Dr Anthony Giorgi, Hong Kong Head Athletics Coach, and the HKSI’s biomechanics team, presented on their “8m Project” initiated in 2013, which targets at lifting the promising long jumper Chan Ming-tai to break the eight-metre-record. They also illustrated the theories and introduced the sports technology applied that successfully helped Chan leap progressively and, eventually, become the first-ever Hong Kong athlete jumping beyond eight-metre and reaching the world class level.
The third speaker, Professor Masahiko Kimura, Chair of Coach Development Committee, All Japan Judo Federation, began his presentation by stating the difficulties faced by the Japan Judo Team in recent years, especially their unexpected failure at the 2012 London Olympics. He then went on to share how they tackled the problems and reinforced their competitiveness subsequently through a wide range of scientific support and strategic planning to win back their victory at the 2016 Rio Olympics.

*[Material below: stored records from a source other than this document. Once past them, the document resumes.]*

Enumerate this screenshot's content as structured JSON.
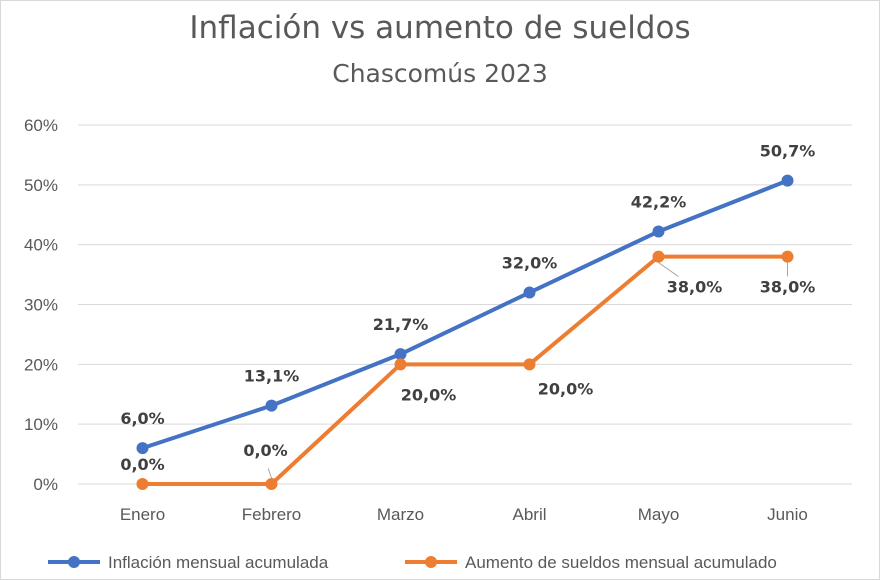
{
  "chart_data": {
    "type": "line",
    "title": "Inflación vs aumento de sueldos",
    "subtitle": "Chascomús 2023",
    "categories": [
      "Enero",
      "Febrero",
      "Marzo",
      "Abril",
      "Mayo",
      "Junio"
    ],
    "ylim": [
      0,
      60
    ],
    "yticks": [
      0,
      10,
      20,
      30,
      40,
      50,
      60
    ],
    "ytick_labels": [
      "0%",
      "10%",
      "20%",
      "30%",
      "40%",
      "50%",
      "60%"
    ],
    "grid": true,
    "legend_position": "bottom",
    "series": [
      {
        "name": "Inflación mensual acumulada",
        "color": "#4472c4",
        "values": [
          6.0,
          13.1,
          21.7,
          32.0,
          42.2,
          50.7
        ],
        "labels": [
          "6,0%",
          "13,1%",
          "21,7%",
          "32,0%",
          "42,2%",
          "50,7%"
        ]
      },
      {
        "name": "Aumento de sueldos mensual acumulado",
        "color": "#ed7d31",
        "values": [
          0.0,
          0.0,
          20.0,
          20.0,
          38.0,
          38.0
        ],
        "labels": [
          "0,0%",
          "0,0%",
          "20,0%",
          "20,0%",
          "38,0%",
          "38,0%"
        ]
      }
    ]
  }
}
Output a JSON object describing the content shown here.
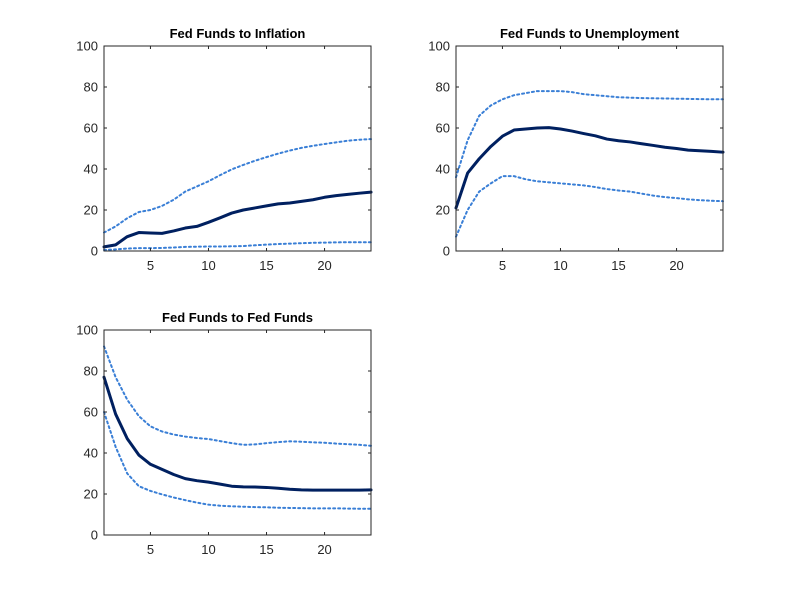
{
  "colors": {
    "median": "#002060",
    "bands": "#3a7fd6",
    "axes": "#262626",
    "background": "#ffffff"
  },
  "chart_data": [
    {
      "type": "line",
      "title": "Fed Funds to Inflation",
      "xlabel": "",
      "ylabel": "",
      "xlim": [
        1,
        24
      ],
      "ylim": [
        0,
        100
      ],
      "xticks": [
        5,
        10,
        15,
        20
      ],
      "yticks": [
        0,
        20,
        40,
        60,
        80,
        100
      ],
      "grid": false,
      "x": [
        1,
        2,
        3,
        4,
        5,
        6,
        7,
        8,
        9,
        10,
        11,
        12,
        13,
        14,
        15,
        16,
        17,
        18,
        19,
        20,
        21,
        22,
        23,
        24
      ],
      "series": [
        {
          "role": "median",
          "values": [
            2,
            3,
            7,
            9,
            8.8,
            8.6,
            9.8,
            11.2,
            12,
            14,
            16.2,
            18.5,
            20,
            21,
            22,
            23,
            23.4,
            24.2,
            25,
            26.2,
            27,
            27.6,
            28.2,
            28.7
          ]
        },
        {
          "role": "upper",
          "values": [
            9,
            12,
            16,
            19,
            20,
            22,
            25,
            29,
            31.5,
            34,
            37,
            39.8,
            42,
            44,
            45.8,
            47.5,
            49,
            50.3,
            51.3,
            52.2,
            53,
            53.8,
            54.3,
            54.6
          ]
        },
        {
          "role": "lower",
          "values": [
            0.5,
            0.8,
            1.2,
            1.4,
            1.4,
            1.5,
            1.7,
            2,
            2.1,
            2.2,
            2.2,
            2.3,
            2.4,
            2.8,
            3.1,
            3.4,
            3.6,
            3.8,
            4,
            4.1,
            4.2,
            4.3,
            4.3,
            4.3
          ]
        }
      ]
    },
    {
      "type": "line",
      "title": "Fed Funds to Unemployment",
      "xlabel": "",
      "ylabel": "",
      "xlim": [
        1,
        24
      ],
      "ylim": [
        0,
        100
      ],
      "xticks": [
        5,
        10,
        15,
        20
      ],
      "yticks": [
        0,
        20,
        40,
        60,
        80,
        100
      ],
      "grid": false,
      "x": [
        1,
        2,
        3,
        4,
        5,
        6,
        7,
        8,
        9,
        10,
        11,
        12,
        13,
        14,
        15,
        16,
        17,
        18,
        19,
        20,
        21,
        22,
        23,
        24
      ],
      "series": [
        {
          "role": "median",
          "values": [
            21,
            38,
            45,
            51,
            56,
            59,
            59.5,
            60,
            60.2,
            59.5,
            58.5,
            57.3,
            56.2,
            54.6,
            53.8,
            53.2,
            52.3,
            51.5,
            50.6,
            50,
            49.2,
            48.9,
            48.6,
            48.2
          ]
        },
        {
          "role": "upper",
          "values": [
            36,
            54,
            66,
            71,
            74,
            76,
            77,
            78,
            78,
            78,
            77.5,
            76.5,
            76,
            75.5,
            75,
            74.8,
            74.6,
            74.5,
            74.4,
            74.3,
            74.2,
            74.1,
            74,
            74
          ]
        },
        {
          "role": "lower",
          "values": [
            7,
            20,
            29,
            33,
            36.5,
            36.5,
            35,
            34,
            33.5,
            33,
            32.5,
            32,
            31.2,
            30.2,
            29.5,
            29,
            28,
            27,
            26.3,
            25.8,
            25.2,
            24.8,
            24.5,
            24.3
          ]
        }
      ]
    },
    {
      "type": "line",
      "title": "Fed Funds to Fed Funds",
      "xlabel": "",
      "ylabel": "",
      "xlim": [
        1,
        24
      ],
      "ylim": [
        0,
        100
      ],
      "xticks": [
        5,
        10,
        15,
        20
      ],
      "yticks": [
        0,
        20,
        40,
        60,
        80,
        100
      ],
      "grid": false,
      "x": [
        1,
        2,
        3,
        4,
        5,
        6,
        7,
        8,
        9,
        10,
        11,
        12,
        13,
        14,
        15,
        16,
        17,
        18,
        19,
        20,
        21,
        22,
        23,
        24
      ],
      "series": [
        {
          "role": "median",
          "values": [
            77,
            59,
            47,
            39,
            34.5,
            32,
            29.5,
            27.5,
            26.5,
            25.8,
            24.8,
            23.8,
            23.5,
            23.4,
            23.2,
            22.8,
            22.3,
            22,
            21.9,
            21.9,
            21.9,
            21.9,
            21.9,
            22
          ]
        },
        {
          "role": "upper",
          "values": [
            92,
            77,
            66,
            58,
            53,
            50.5,
            49,
            48,
            47.3,
            46.8,
            45.8,
            44.8,
            44,
            44.2,
            44.8,
            45.3,
            45.7,
            45.5,
            45.2,
            45,
            44.6,
            44.3,
            44,
            43.5
          ]
        },
        {
          "role": "lower",
          "values": [
            60,
            43,
            30,
            23.8,
            21.5,
            19.8,
            18.3,
            17,
            15.8,
            14.8,
            14.3,
            14,
            13.8,
            13.6,
            13.5,
            13.3,
            13.2,
            13.1,
            13,
            13,
            13,
            12.9,
            12.8,
            12.8
          ]
        }
      ]
    }
  ]
}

Dr Yuan Shoulong, Director of Training Department, China National Sports Association, took a more macroscopic approach and spoke on China Team’s Olympic experience and then explained further by showcasing China Women’s Volleyball Team’s comprehensive preparation that led to their victory at the last Olympics. He also outlined a few training theories applied on athletes to improve their performance and lastly concluded by sharing some expectations and challenges ahead for the 2020 Tokyo Olympics.

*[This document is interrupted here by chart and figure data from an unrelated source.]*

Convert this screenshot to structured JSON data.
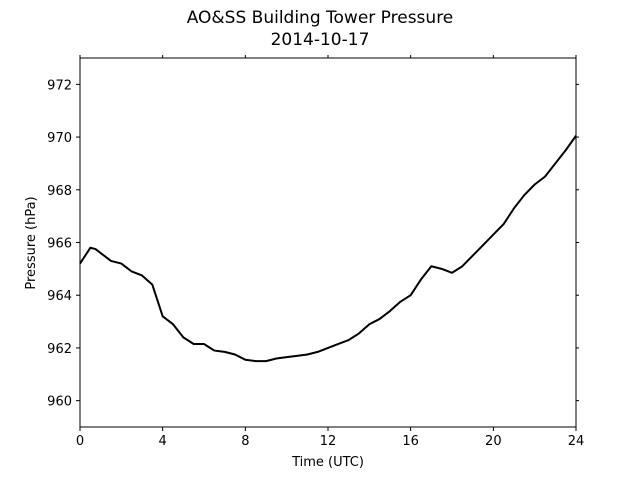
{
  "chart_data": {
    "type": "line",
    "title": "AO&SS Building Tower Pressure",
    "subtitle": "2014-10-17",
    "xlabel": "Time (UTC)",
    "ylabel": "Pressure (hPa)",
    "xlim": [
      0,
      24
    ],
    "ylim": [
      959,
      973
    ],
    "xticks": [
      0,
      4,
      8,
      12,
      16,
      20,
      24
    ],
    "yticks": [
      960,
      962,
      964,
      966,
      968,
      970,
      972
    ],
    "grid": false,
    "line_color": "#000000",
    "x": [
      0,
      0.25,
      0.5,
      0.75,
      1,
      1.5,
      2,
      2.5,
      3,
      3.5,
      4,
      4.5,
      5,
      5.5,
      6,
      6.5,
      7,
      7.5,
      8,
      8.5,
      9,
      9.5,
      10,
      10.5,
      11,
      11.5,
      12,
      12.5,
      13,
      13.5,
      14,
      14.5,
      15,
      15.5,
      16,
      16.5,
      17,
      17.5,
      18,
      18.5,
      19,
      19.5,
      20,
      20.5,
      21,
      21.5,
      22,
      22.5,
      23,
      23.5,
      24
    ],
    "y": [
      965.2,
      965.5,
      965.8,
      965.75,
      965.6,
      965.3,
      965.2,
      964.9,
      964.75,
      964.4,
      963.2,
      962.9,
      962.4,
      962.15,
      962.15,
      961.9,
      961.85,
      961.75,
      961.55,
      961.5,
      961.5,
      961.6,
      961.65,
      961.7,
      961.75,
      961.85,
      962.0,
      962.15,
      962.3,
      962.55,
      962.9,
      963.1,
      963.4,
      963.75,
      964.0,
      964.6,
      965.1,
      965.0,
      964.85,
      965.1,
      965.5,
      965.9,
      966.3,
      966.7,
      967.3,
      967.8,
      968.2,
      968.5,
      969.0,
      969.5,
      970.05
    ]
  }
}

The last speaker was Mr Shen Jinkang, Hong Kong Head Cycling Coach, who shared the tremendous effort the Hong Kong Cycling Team made for the last Olympics and exchanged his opinions with the audience on the relationship between medal results, training techniques, sports science, coaching team, as well as the influence from the Government, community and athletes per se. Based on his review on the last Olympics, he also talked about some key improvements to be made at the 2020 Tokyo Olympics.
This year’s Conference brought together over 200 coaches and sport science experts from Hong Kong and mainland China.